Safra de cacau da Costa do Marfim pode cair mais de 10% em 2026/27

A principal safra de cacau da Costa do Marfim em 2026/27 poderá registrar queda superior a 10%, pressionada pelo excesso de chuvas, avanço de doenças e manejo insuficiente das lavouras. O cenário aumenta as preocupações com a oferta do maior produtor mundial em meio ao risco de fortalecimento do El Niño.

Estimativas de contadores de frutos e grandes exportadores que acompanham as plantações indicam uma produção entre 1,35 milhão e 1,45 milhão de toneladas na safra principal, abaixo das cerca de 1,6 milhão de toneladas estimadas para a temporada atual.

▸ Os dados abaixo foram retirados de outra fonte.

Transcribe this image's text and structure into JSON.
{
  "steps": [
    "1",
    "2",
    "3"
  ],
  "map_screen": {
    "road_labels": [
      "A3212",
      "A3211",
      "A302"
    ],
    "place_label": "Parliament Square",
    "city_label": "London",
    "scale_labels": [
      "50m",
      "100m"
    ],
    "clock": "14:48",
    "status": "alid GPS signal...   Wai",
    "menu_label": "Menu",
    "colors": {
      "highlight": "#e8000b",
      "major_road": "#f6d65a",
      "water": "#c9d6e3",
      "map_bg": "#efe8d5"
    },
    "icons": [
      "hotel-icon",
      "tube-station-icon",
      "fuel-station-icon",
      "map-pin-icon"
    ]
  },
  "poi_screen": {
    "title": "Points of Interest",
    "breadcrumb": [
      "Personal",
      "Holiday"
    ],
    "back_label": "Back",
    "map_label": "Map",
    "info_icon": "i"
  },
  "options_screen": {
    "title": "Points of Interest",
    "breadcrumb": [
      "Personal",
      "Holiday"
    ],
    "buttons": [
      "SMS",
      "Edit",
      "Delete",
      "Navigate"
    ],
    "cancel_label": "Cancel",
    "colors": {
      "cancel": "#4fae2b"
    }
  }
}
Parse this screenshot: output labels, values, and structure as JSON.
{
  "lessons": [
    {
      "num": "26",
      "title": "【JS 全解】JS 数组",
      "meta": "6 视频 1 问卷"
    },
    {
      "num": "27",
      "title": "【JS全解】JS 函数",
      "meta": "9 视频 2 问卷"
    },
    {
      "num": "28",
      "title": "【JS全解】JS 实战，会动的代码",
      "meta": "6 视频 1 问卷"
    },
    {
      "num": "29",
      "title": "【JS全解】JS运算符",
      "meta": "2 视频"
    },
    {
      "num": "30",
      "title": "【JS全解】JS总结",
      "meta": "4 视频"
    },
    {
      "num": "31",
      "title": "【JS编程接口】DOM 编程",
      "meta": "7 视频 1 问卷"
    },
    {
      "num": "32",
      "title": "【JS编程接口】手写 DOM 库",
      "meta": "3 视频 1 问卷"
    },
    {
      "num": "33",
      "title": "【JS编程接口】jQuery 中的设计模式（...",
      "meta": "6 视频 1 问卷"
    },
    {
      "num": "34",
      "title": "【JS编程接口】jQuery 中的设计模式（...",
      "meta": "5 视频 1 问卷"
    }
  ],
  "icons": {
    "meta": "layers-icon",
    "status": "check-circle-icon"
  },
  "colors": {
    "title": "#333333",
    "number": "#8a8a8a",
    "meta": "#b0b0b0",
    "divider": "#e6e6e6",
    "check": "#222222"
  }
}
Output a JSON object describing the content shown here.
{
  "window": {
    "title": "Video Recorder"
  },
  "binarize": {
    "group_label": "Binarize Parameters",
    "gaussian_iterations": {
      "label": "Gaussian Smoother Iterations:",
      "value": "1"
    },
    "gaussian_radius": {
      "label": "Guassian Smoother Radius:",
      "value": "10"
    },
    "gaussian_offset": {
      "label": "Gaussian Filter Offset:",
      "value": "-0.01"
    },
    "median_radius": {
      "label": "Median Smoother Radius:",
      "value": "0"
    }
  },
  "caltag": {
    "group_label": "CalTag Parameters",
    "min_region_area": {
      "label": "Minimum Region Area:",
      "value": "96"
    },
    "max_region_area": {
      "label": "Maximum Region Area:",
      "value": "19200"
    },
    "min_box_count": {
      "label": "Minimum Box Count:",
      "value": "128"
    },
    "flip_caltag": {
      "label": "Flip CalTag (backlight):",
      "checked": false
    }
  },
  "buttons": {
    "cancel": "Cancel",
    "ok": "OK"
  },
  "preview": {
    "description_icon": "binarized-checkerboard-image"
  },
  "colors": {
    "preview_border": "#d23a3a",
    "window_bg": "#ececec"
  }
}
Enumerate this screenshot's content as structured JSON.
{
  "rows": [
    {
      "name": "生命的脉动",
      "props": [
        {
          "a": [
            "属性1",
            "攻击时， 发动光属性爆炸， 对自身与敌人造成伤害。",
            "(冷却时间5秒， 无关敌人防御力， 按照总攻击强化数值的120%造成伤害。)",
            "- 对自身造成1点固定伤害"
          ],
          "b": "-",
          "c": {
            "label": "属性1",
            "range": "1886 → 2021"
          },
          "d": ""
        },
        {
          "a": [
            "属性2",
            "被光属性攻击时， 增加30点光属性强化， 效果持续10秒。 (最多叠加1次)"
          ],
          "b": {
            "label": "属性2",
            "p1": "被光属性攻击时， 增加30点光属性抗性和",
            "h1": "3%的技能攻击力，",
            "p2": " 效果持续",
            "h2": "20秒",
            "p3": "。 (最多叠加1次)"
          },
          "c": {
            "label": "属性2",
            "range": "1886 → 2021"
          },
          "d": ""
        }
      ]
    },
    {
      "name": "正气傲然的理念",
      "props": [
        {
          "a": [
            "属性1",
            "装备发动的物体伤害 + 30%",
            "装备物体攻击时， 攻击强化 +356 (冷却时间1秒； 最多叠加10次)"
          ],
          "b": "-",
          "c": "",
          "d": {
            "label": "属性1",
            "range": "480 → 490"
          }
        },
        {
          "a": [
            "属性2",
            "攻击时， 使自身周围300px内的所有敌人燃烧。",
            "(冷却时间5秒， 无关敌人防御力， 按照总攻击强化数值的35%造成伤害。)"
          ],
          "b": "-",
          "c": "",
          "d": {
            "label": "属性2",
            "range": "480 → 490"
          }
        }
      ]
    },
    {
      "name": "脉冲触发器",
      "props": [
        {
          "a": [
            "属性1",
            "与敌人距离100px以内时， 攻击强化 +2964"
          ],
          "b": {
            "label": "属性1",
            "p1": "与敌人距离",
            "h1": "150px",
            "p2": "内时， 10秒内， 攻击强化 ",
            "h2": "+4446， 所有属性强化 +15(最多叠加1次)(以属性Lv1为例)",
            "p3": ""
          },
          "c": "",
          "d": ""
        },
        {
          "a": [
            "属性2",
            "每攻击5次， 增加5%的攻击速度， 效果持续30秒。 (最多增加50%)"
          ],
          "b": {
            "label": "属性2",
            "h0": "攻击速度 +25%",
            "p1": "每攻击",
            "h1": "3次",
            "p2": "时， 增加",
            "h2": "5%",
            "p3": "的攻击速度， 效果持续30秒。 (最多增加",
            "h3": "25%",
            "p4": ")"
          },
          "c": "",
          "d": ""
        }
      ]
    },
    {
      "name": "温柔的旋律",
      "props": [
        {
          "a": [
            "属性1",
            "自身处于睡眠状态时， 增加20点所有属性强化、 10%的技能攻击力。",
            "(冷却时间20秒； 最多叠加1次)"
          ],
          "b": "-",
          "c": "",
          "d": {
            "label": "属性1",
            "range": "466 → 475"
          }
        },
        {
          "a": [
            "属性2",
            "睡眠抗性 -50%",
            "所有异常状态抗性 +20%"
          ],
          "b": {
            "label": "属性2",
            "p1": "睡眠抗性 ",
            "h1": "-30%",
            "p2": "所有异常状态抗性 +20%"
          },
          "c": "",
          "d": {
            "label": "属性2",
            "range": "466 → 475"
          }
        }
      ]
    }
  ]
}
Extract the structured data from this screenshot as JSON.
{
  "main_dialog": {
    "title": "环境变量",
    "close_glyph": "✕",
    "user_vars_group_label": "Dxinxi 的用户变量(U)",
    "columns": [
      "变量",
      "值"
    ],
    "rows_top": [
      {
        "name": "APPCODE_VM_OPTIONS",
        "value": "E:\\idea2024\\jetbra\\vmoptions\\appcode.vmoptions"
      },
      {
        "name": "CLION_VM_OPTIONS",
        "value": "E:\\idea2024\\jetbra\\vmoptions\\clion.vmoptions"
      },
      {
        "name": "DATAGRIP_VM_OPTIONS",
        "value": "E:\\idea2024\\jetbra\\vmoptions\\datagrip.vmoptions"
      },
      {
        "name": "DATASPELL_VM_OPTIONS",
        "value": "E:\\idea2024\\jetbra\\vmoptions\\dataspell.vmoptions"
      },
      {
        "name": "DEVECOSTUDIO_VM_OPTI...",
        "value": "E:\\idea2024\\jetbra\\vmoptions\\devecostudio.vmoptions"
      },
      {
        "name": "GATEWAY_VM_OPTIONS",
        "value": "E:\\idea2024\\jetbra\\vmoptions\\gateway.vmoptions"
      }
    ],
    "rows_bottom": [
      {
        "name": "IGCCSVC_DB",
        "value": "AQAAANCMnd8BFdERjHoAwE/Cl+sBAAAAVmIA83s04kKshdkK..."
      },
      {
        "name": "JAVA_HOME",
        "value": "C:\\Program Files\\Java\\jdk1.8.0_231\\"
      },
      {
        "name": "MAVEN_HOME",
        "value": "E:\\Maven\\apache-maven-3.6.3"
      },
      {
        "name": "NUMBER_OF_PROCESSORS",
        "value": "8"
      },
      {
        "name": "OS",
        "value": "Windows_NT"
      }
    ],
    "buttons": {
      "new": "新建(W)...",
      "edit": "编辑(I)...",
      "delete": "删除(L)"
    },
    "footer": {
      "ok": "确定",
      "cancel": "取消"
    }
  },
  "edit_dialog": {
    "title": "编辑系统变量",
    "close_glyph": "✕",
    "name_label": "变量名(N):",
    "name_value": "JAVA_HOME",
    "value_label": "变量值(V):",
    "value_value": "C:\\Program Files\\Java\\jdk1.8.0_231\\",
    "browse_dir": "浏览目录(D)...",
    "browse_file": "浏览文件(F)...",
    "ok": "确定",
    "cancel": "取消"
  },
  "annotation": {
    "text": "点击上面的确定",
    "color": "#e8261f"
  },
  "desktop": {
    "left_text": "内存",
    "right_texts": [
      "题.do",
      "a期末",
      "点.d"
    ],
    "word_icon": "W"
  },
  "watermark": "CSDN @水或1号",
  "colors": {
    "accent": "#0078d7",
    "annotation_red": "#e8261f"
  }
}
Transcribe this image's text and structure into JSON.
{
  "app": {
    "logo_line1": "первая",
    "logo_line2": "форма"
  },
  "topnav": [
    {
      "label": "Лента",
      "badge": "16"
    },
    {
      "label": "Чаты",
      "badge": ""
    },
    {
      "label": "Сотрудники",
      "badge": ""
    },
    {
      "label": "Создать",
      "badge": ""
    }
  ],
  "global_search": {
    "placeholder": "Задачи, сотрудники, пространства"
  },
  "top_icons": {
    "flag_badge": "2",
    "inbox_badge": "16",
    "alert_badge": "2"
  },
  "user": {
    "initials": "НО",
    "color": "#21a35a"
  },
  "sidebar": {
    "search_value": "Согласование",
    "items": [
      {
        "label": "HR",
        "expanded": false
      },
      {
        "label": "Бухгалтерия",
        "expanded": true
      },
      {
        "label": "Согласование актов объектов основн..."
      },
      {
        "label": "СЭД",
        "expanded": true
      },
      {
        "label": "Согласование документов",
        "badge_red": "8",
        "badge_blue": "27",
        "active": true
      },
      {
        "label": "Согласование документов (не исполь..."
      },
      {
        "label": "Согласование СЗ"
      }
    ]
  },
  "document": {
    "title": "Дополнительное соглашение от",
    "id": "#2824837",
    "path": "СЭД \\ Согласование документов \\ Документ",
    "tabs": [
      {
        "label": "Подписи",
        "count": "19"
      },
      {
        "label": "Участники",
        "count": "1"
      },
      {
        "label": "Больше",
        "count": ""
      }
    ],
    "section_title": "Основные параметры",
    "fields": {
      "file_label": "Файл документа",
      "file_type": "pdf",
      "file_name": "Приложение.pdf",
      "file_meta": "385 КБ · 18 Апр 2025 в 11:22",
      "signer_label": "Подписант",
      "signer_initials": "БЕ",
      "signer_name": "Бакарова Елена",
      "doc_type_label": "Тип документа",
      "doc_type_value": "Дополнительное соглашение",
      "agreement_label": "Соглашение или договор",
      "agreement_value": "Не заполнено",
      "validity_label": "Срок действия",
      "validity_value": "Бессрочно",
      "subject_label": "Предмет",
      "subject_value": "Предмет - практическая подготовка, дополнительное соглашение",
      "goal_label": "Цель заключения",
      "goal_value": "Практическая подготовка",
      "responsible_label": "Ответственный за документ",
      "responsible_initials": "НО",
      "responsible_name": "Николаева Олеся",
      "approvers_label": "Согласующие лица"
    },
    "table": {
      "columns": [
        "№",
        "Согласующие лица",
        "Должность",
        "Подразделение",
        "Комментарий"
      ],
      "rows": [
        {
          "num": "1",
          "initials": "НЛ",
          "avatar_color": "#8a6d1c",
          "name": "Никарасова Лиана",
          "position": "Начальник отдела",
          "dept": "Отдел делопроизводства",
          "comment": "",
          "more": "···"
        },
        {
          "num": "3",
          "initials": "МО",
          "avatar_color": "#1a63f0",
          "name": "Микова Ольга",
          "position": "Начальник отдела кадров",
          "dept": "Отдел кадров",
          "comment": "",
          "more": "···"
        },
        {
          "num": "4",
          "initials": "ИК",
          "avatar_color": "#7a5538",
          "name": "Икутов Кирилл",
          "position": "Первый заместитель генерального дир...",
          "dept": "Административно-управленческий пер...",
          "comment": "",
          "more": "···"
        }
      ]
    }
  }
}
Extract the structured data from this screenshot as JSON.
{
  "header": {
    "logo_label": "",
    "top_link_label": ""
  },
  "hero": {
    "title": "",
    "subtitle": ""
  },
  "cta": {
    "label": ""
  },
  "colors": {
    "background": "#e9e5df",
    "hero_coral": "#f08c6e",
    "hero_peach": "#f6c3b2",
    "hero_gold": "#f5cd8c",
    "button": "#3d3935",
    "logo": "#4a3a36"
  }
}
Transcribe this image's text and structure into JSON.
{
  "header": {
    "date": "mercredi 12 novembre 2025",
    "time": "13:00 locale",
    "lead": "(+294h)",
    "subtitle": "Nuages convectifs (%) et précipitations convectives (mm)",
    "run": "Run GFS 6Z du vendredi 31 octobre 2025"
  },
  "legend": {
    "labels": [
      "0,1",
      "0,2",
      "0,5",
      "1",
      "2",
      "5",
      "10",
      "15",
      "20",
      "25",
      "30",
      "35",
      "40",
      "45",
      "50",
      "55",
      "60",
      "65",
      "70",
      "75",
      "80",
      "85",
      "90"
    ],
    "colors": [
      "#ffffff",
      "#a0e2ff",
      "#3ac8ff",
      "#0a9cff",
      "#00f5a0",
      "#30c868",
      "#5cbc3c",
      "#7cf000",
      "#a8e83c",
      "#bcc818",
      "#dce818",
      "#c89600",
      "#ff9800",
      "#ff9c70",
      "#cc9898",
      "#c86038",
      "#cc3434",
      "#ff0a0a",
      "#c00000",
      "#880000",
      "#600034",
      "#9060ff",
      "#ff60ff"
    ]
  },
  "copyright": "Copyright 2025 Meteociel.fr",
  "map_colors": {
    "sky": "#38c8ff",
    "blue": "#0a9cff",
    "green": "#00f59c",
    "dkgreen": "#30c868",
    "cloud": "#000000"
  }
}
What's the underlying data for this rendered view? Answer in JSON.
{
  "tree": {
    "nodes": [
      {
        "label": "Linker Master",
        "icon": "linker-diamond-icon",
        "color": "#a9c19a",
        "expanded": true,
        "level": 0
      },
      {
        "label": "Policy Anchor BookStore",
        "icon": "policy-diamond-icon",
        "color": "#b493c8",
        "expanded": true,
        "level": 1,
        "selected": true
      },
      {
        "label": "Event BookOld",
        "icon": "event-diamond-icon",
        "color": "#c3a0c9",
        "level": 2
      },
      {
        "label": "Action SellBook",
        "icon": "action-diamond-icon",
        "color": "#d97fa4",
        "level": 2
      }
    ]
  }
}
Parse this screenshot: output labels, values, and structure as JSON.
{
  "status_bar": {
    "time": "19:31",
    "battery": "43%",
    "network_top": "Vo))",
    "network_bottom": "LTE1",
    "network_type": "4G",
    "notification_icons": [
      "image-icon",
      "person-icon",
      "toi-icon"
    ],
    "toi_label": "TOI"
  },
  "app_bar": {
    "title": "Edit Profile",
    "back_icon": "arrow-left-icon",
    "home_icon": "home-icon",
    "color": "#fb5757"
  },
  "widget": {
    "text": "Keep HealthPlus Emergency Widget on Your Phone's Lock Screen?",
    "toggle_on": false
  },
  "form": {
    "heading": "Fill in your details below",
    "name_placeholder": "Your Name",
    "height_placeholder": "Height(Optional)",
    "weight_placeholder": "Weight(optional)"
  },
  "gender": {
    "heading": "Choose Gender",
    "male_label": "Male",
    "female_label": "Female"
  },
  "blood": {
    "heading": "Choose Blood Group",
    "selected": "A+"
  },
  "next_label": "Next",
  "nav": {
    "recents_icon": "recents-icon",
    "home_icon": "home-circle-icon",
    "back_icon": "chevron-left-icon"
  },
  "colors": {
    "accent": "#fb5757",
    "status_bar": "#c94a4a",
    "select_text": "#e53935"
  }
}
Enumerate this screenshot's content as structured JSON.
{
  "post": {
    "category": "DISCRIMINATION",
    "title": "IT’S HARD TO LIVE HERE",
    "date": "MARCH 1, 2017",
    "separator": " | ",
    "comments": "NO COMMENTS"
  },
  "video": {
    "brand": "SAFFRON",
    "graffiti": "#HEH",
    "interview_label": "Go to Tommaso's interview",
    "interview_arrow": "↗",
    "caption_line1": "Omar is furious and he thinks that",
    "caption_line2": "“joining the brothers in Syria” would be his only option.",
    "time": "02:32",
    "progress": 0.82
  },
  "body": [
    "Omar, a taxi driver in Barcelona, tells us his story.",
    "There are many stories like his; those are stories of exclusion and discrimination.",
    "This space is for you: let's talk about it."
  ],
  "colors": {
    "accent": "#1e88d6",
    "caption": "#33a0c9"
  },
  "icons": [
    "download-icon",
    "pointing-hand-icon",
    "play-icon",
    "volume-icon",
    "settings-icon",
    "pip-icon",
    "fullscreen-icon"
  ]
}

Projeções iniciais da Oxford Economics apontam para um cenário ainda mais negativo, com possibilidade de queda de aproximadamente 20% na produção total de cacau do país em 2026/27. Entre os principais riscos estão os impactos climáticos associados ao El Niño e o aumento dos preços dos fertilizantes, que pode limitar os investimentos dos produtores nas lavouras.

Levantamentos realizados no final de junho indicaram que mais de 20% das flores e cherelles, os frutos jovens do cacaueiro, morreram entre maio e junho devido às fortes chuvas. O excesso de umidade provocou amarelecimento e queda prematura dos frutos, reduzindo o potencial da próxima colheita.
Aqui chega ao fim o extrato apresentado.